In other words, that reviewer, and not the AI, is the “actual deviser” of the content of the contemplated patent application.
But who knows when AI’s will start to take on for themselves that reviewing and claim formulating role, and soon teach themselves to be experts in it?
Dear Max Drei,
The more I read about AI, the more I have difficulties in understanding that a machine can be the deviser of patentable subject matter.
Bringing such a change in the legislation relating to the status of inventor seems very premature.
In any case what Mr Thaler has produced with DABUS is not convincing.
The can is lacking IS and the flashing light lacks sufficiency.
Let grant rights to AIs even though animals don’t seem to have qualified the last 10000 years.
And the banks better allow AIs to open accounts so that the AI inventor can get what’s due in german remuneration.
IA curious
There is a distinct flavour of « Global Britain » in the string of decisions cited in the post : South Africa, Australia, an adverse but divided decision in the UK. On the other hand, the post does not mention the adverse decisions of the EPO and the USPTO.

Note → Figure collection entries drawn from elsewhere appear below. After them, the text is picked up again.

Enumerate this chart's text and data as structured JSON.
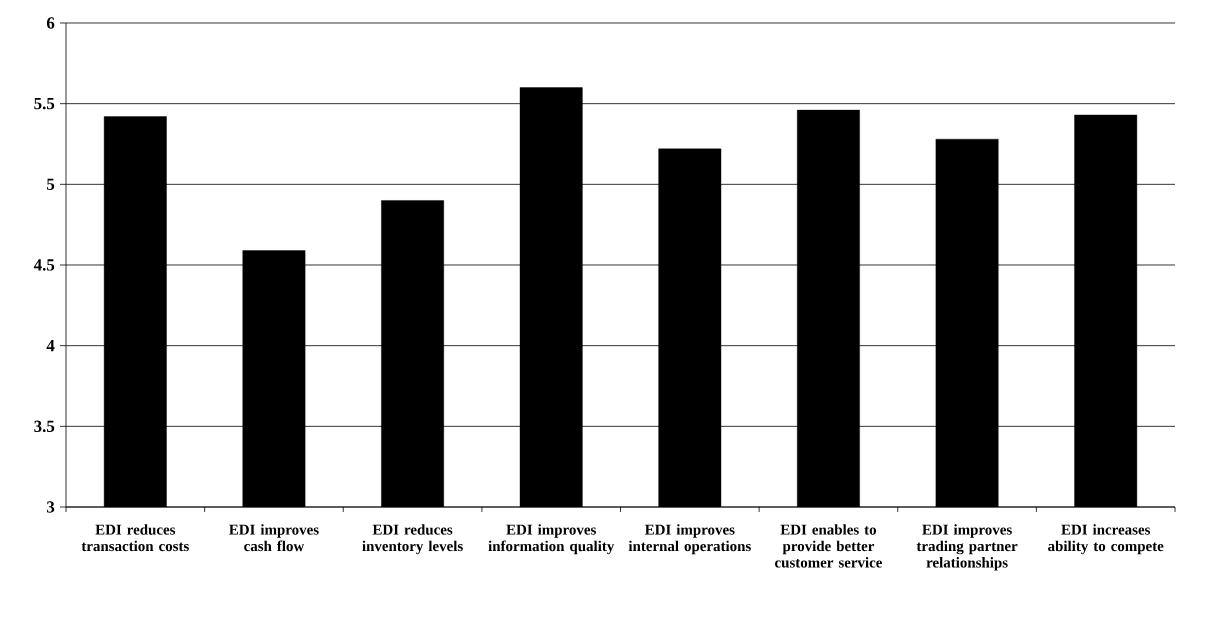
{
  "chart_data": {
    "type": "bar",
    "categories": [
      "EDI reduces transaction costs",
      "EDI improves cash flow",
      "EDI reduces inventory levels",
      "EDI improves information quality",
      "EDI improves internal operations",
      "EDI enables to provide better customer service",
      "EDI improves trading partner relationships",
      "EDI increases ability to compete"
    ],
    "values": [
      5.42,
      4.59,
      4.9,
      5.6,
      5.22,
      5.46,
      5.28,
      5.43
    ],
    "color": "#000000",
    "ylim": [
      3,
      6
    ],
    "yticks": [
      3,
      3.5,
      4,
      4.5,
      5,
      5.5,
      6
    ],
    "grid": "y"
  }
}
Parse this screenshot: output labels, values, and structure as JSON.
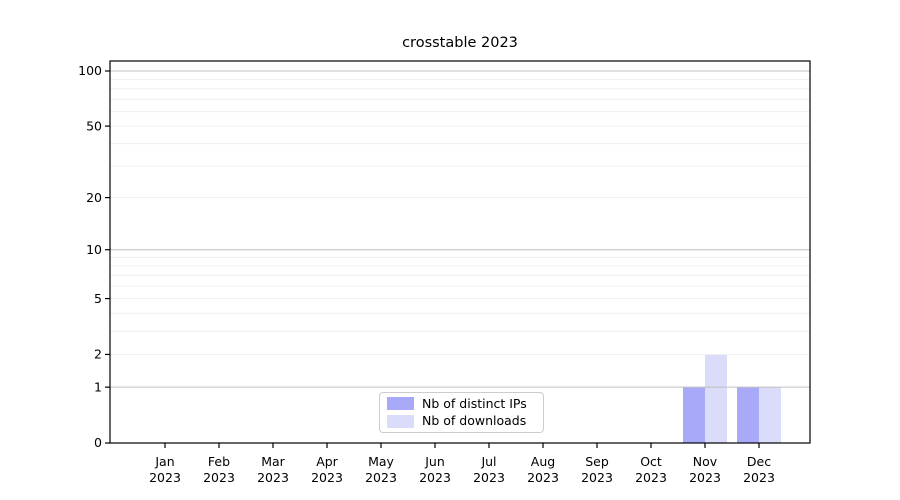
{
  "chart_data": {
    "type": "bar",
    "title": "crosstable 2023",
    "categories": [
      "Jan",
      "Feb",
      "Mar",
      "Apr",
      "May",
      "Jun",
      "Jul",
      "Aug",
      "Sep",
      "Oct",
      "Nov",
      "Dec"
    ],
    "category_year": "2023",
    "series": [
      {
        "name": "Nb of distinct IPs",
        "color": "#a9a9f9",
        "values": [
          0,
          0,
          0,
          0,
          0,
          0,
          0,
          0,
          0,
          0,
          1,
          1
        ]
      },
      {
        "name": "Nb of downloads",
        "color": "#dbdbfa",
        "values": [
          0,
          0,
          0,
          0,
          0,
          0,
          0,
          0,
          0,
          0,
          2,
          1
        ]
      }
    ],
    "xlabel": "",
    "ylabel": "",
    "y_ticks": [
      0,
      1,
      2,
      5,
      10,
      20,
      50,
      100
    ],
    "y_major_gridlines": [
      1,
      10,
      100
    ],
    "y_minor_gridlines": [
      2,
      3,
      4,
      5,
      6,
      7,
      8,
      9,
      20,
      30,
      40,
      50,
      60,
      70,
      80,
      90
    ],
    "ylim": [
      0,
      113
    ],
    "yscale": "log1p",
    "grid": "both",
    "legend_position": "lower center inside plot",
    "bar_layout": "grouped side-by-side"
  },
  "colors": {
    "series_distinct_ips": "#a9a9f9",
    "series_downloads": "#dbdbfa",
    "grid_major": "#c0c0c0",
    "grid_minor": "#efefef",
    "axis": "#000000",
    "background": "#ffffff"
  }
}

I fully share the scepticism of the previous commenters regarding the possibility for an AI to make an invention without human inputs. This is the opinion of AI experts who consider this as sheer pseudoscience. This makes it quite strange to read in the Australian decision (§ 130-132) that the judge finds plausible an invention made by AI without human contribution, or considers human contributions required for the AI to yield an output as non inventive.
The applicant has no burden of proof, an applicant’s claim that the AI is the sole inventor must be taken at face value.
This opens the way to « streamlined » patent filings : no human inventor, hence no need to meet legal obligations in favour of inventors. This may be the real and significant outcome of the DABUS filings : enabling an AI output to be regarded as an invention in the context of patent law, so that human inputs can be ignored or minimised.
Accepting AI as inventor is opening Pandora’s box.
How should inventive step for an invention made by a human inventor be ascertained when he is confronted with prior art generated by AI.
It would be very easy to create artificial prior art with AI. It does not even have to be inventive. It just has to be there.
There is a true need for society: in order to be able to accept the result delivered by an AI system, all AI systems should be fully transparent. Not only the correlation algorithm has to be public, but also the training data.
I am not for the state to regulate every aspect of life, but I see a danger in AI being the excuse for arbitrary decisions. This goes way further than AI as inventor.